Sunday, January 21, 2007

A Catholic in Hollywood

Another interview with Catholic screenwriter Barb Nicolosi (I always find these fascinating and informative). Her thoughts on aesthetics are particularly worth thinking about:

My father is a military historian, and he raised us with the adage, “It is never good strategy to underestimate your adversary.” So, Hollywood needs to stop looking down on the people who want the transcendent side of human nature to be reflected in their stories. Hollywood needs to stop thinking they can throw cheap platitudes at the people who are, you know, brooding over Leviticus and Dorothy Sayers and Chesterton and C.S. Lewis and John Paul II in their free time. How did Aretha Franklin put it? R-E-S-P-E-C-T! But it’s very hard to respect people if you loathe and fear what they believe.

The word now is that FOX is going to greenlight ten movies for the Christian audience at a cost of about $40 million. Well, in a day in which the average studio movie costs close to $50 million, that means that FOX has decided that the Christians can be had on the cheap. Ask a woman how she feels about a guy who thinks he can win her on the cheap…
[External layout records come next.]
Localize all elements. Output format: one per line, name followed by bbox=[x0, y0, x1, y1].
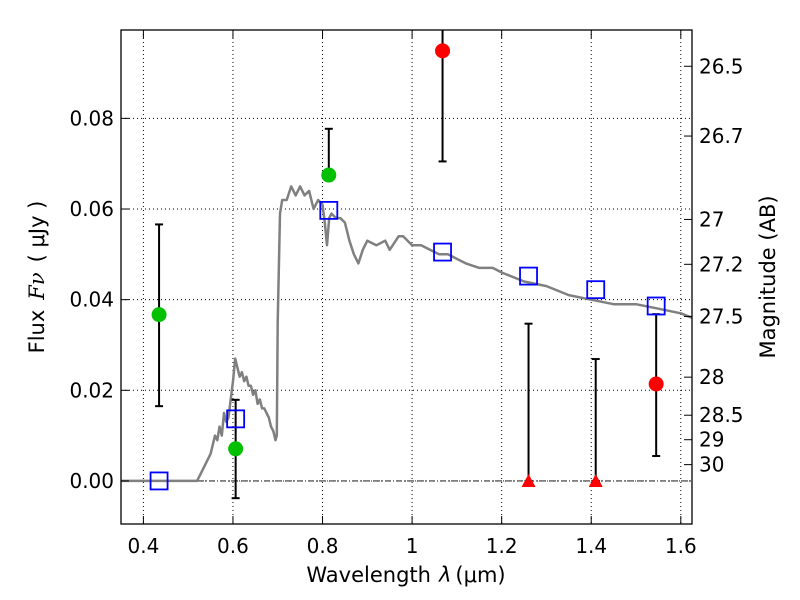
flux-point bbox=[321, 167, 337, 183]
mag-tick-label: 26.5 bbox=[699, 54, 744, 78]
x-tick-label: 1.2 bbox=[486, 534, 518, 558]
mag-tick-label: 28 bbox=[699, 365, 724, 389]
y2-axis-label: Magnitude (AB) bbox=[756, 195, 780, 358]
mag-tick-label: 27 bbox=[699, 207, 724, 231]
model-photometry-square bbox=[226, 409, 246, 429]
x-axis-label: Wavelength λ (μm) bbox=[306, 563, 505, 587]
grid bbox=[121, 30, 692, 524]
x-tick-label: 0.6 bbox=[217, 534, 249, 558]
flux-point bbox=[151, 307, 167, 323]
y-tick-label: 0.00 bbox=[69, 469, 114, 493]
model-sed-layer bbox=[121, 185, 693, 483]
mag-tick-label: 26.7 bbox=[699, 124, 744, 148]
model-photometry-square bbox=[433, 242, 452, 262]
x-tick-label: 1.4 bbox=[575, 534, 607, 558]
tick-layer: 0.4 0.6 0.8 1 1.2 1.4 1.6 0.00 0.02 0.04 0.06 0.08 2… bbox=[69, 30, 744, 558]
model-photometry-square bbox=[646, 296, 666, 316]
y-tick-label: 0.04 bbox=[69, 288, 114, 312]
x-axis-label-prefix: Wavelength bbox=[306, 563, 431, 587]
x-tick-label: 0.4 bbox=[127, 534, 159, 558]
x-axis-label-unit: (μm) bbox=[455, 563, 505, 587]
upper-limit-triangle bbox=[588, 473, 603, 487]
model-photometry-square bbox=[586, 280, 606, 300]
y-axis-label: Flux Fν ( μJy ) bbox=[25, 201, 49, 354]
x-axis-label-symbol: λ bbox=[438, 563, 451, 587]
flux-point bbox=[648, 376, 664, 392]
y-tick-label: 0.08 bbox=[69, 106, 114, 130]
model-sed-line bbox=[121, 185, 693, 483]
upper-limit-triangle bbox=[521, 473, 536, 487]
model-photometry-square bbox=[319, 200, 339, 220]
mag-tick-label: 27.5 bbox=[699, 304, 744, 328]
marker-layer bbox=[149, 43, 666, 491]
x-tick-label: 1 bbox=[406, 534, 419, 558]
mag-tick-label: 28.5 bbox=[699, 403, 744, 427]
mag-tick-label: 30 bbox=[699, 453, 724, 477]
flux-point bbox=[435, 43, 451, 59]
mag-tick-label: 29 bbox=[699, 428, 724, 452]
y-axis-label-symbol: Fν bbox=[25, 272, 49, 301]
flux-point bbox=[228, 441, 244, 457]
y-axis-label-prefix: Flux bbox=[25, 310, 49, 354]
model-photometry-square bbox=[149, 471, 169, 491]
model-photometry-square bbox=[519, 266, 538, 286]
y-tick-label: 0.06 bbox=[69, 197, 114, 221]
x-tick-label: 1.6 bbox=[665, 534, 697, 558]
mag-tick-label: 27.2 bbox=[699, 252, 744, 276]
y-axis-label-unit: ( μJy ) bbox=[25, 201, 49, 263]
x-tick-label: 0.8 bbox=[307, 534, 339, 558]
y-tick-label: 0.02 bbox=[69, 378, 114, 402]
plot-frame bbox=[120, 29, 693, 525]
But I don’t really blame the industry. People tend to make the movies they want to see. I blame Christians for losing the love of the arts and for not being a serious presence creatively in Hollywood. The Church used to be the Patron of the Arts. Now, our Sunday Masses can mostly be reckoned aesthetic horror shows – terrible music badly performed, lame homilies with no point or oratorical style, environments which are a celebration of the sterile and talentless. It isn’t fair for Christians to critique Hollywood serverely until we get our own aesthetic act together.
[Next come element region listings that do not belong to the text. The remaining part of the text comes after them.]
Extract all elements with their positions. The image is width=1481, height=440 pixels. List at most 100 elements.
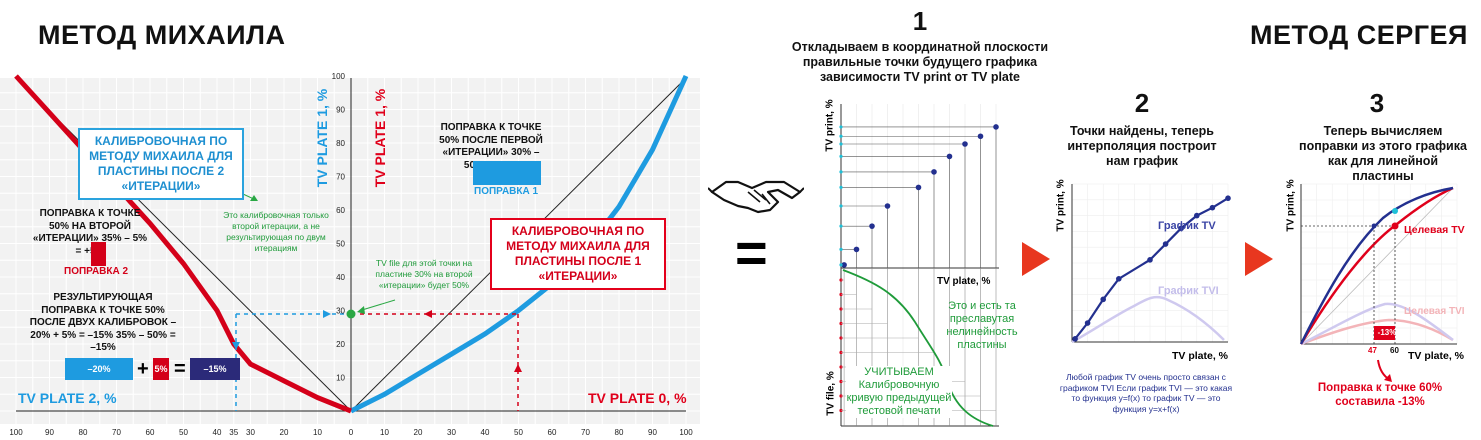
step2-graph-tvi: График TVI (1158, 285, 1219, 297)
step3-tvi-curve (1300, 302, 1454, 346)
step2-chart (1071, 183, 1231, 344)
correction-2-bar (91, 242, 106, 266)
step3-target-tvi: Целевая TVI (1404, 306, 1465, 317)
point-30 (346, 309, 356, 319)
step1-point (841, 262, 847, 268)
vertical-axis-tick: 10 (336, 374, 345, 383)
arrow-right-1 (1022, 242, 1050, 276)
step2-point (1162, 241, 1169, 247)
step2-footnote: Любой график TV очень просто связан с гр… (1059, 372, 1233, 414)
step1-green-curve (842, 269, 994, 427)
formula-equals: = (174, 358, 186, 380)
result-correction-text: РЕЗУЛЬТИРУЮЩАЯ ПОПРАВКА К ТОЧКЕ 50% ПОСЛ… (29, 292, 177, 353)
step2-point (1209, 204, 1216, 211)
calibration-box-iteration-2: КАЛИБРОВОЧНАЯ ПО МЕТОДУ МИХАИЛА ДЛЯ ПЛАС… (78, 128, 244, 200)
step2-point (1178, 225, 1184, 232)
vertical-axis-tick: 60 (336, 206, 345, 215)
axis-tv-plate-2: TV PLATE 2, % (18, 390, 117, 406)
step2-text: Точки найдены, теперь интерполяция постр… (1067, 124, 1217, 168)
step1-point (915, 184, 922, 191)
vertical-axis-tick: 20 (336, 340, 345, 349)
equals-sign: = (735, 221, 768, 284)
formula-result: –15% (190, 358, 240, 380)
right-axis-tick: 100 (679, 428, 693, 437)
correction-2-text: ПОПРАВКА К ТОЧКЕ 50% НА ВТОРОЙ «ИТЕРАЦИИ… (32, 208, 148, 257)
left-axis-tick: 80 (79, 428, 88, 437)
right-axis-tick: 50 (514, 428, 523, 437)
step1-note: Это и есть та преславутая нелинейность п… (946, 300, 1018, 351)
correction-2-label: ПОПРАВКА 2 (64, 266, 129, 277)
step1-y-label: TV print, % (824, 99, 836, 152)
step3-x-label: TV plate, % (1408, 350, 1465, 362)
left-axis-tick: 70 (112, 428, 121, 437)
step1-point (946, 153, 953, 160)
step2-point (1225, 195, 1231, 202)
step3-target-tv-curve (1299, 186, 1454, 345)
step1-x-label: TV plate, % (937, 276, 991, 287)
step3-number: 3 (1369, 88, 1385, 118)
right-axis-tick: 80 (615, 428, 624, 437)
vertical-axis-tick: 40 (336, 273, 345, 282)
step3-target-tvi-curve (1300, 318, 1454, 346)
right-axis-tick: 30 (447, 428, 456, 437)
axis-tv-plate-1-blue: TV PLATE 1, % (314, 88, 330, 188)
step3-result: Поправка к точке 60% составила -13% (1317, 382, 1443, 408)
step1-text: Откладываем в координатной плоскости пра… (791, 40, 1049, 84)
step2-point (1072, 336, 1078, 342)
step2-graph-tv: График TV (1158, 220, 1216, 232)
vertical-axis-tick: 100 (332, 72, 346, 81)
left-axis-tick: 0 (349, 428, 354, 437)
right-axis-tick: 90 (648, 428, 657, 437)
formula-5: 5% (153, 358, 169, 380)
axis-tv-plate-1-red: TV PLATE 1, % (372, 88, 388, 188)
diagonal-left (15, 77, 352, 412)
step3-x-mark-60: 60 (1390, 346, 1399, 355)
calibration-curve-iteration-2 (14, 74, 352, 414)
step2-point (1147, 257, 1153, 263)
step3-chart (1299, 183, 1458, 346)
step3-down-arrow (1377, 359, 1392, 382)
formula-plus: + (137, 358, 149, 380)
step2-point (1100, 296, 1106, 303)
vertical-axis-tick: 30 (336, 307, 345, 316)
step3-text: Теперь вычисляем поправки из этого графи… (1299, 124, 1467, 183)
step3-x-mark-47: 47 (1368, 346, 1377, 355)
left-axis-tick: 50 (179, 428, 188, 437)
arrow-right-2 (1245, 242, 1273, 276)
step2-point (1194, 212, 1200, 219)
right-axis-tick: 10 (380, 428, 389, 437)
step1-point (853, 246, 860, 253)
note-iteration-2-only: Это калибровочная только второй итерации… (223, 210, 329, 253)
step1-point (993, 124, 999, 130)
left-axis-tick: 90 (45, 428, 54, 437)
correction-1-label: ПОПРАВКА 1 (474, 186, 539, 197)
right-axis-tick: 60 (548, 428, 557, 437)
step1-point (931, 169, 937, 175)
step3-target-tv: Целевая TV (1404, 224, 1465, 236)
right-axis-tick: 70 (581, 428, 590, 437)
step1-point (869, 223, 875, 229)
title-right: МЕТОД СЕРГЕЯ (1250, 20, 1468, 50)
note-tv-file-30: TV file для этой точки на пластине 30% н… (375, 258, 473, 290)
step2-number: 2 (1134, 88, 1150, 118)
left-axis-tick: 40 (213, 428, 222, 437)
title-left: МЕТОД МИХАИЛА (38, 20, 286, 50)
left-axis-tick: 20 (280, 428, 289, 437)
left-axis-tick: 100 (9, 428, 23, 437)
step1-point (884, 203, 891, 209)
step2-tv-curve (1074, 197, 1229, 340)
left-axis-tick: 35 (229, 428, 238, 437)
step2-y-label: TV print, % (1055, 179, 1067, 232)
step2-tvi-curve (1071, 295, 1225, 344)
right-axis-tick: 40 (481, 428, 490, 437)
step2-point (1116, 276, 1122, 282)
step1-note2: УЧИТЫВАЕМ Калибровочную кривую предыдуще… (846, 366, 952, 418)
left-axis-tick: 60 (146, 428, 155, 437)
calibration-curve-iteration-1 (349, 74, 689, 414)
left-axis-tick: 30 (246, 428, 255, 437)
vertical-axis-tick: 50 (336, 240, 345, 249)
step2-x-label: TV plate, % (1172, 350, 1229, 362)
step1-y2-label: TV file, % (825, 371, 837, 416)
right-axis-tick: 20 (414, 428, 423, 437)
formula-minus20: –20% (65, 358, 133, 380)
I also like her thoughts on what the Catholic Church can bring to the entertainment industry...
I think the Church brings a refreshing voice to the entertainment industry which is floundering around trying to decide if it should have an ethics. The Church says, “Wherever there is power there must be ethics.” Ethics is helping people ask, “Just because I can do something, does that mean I should?”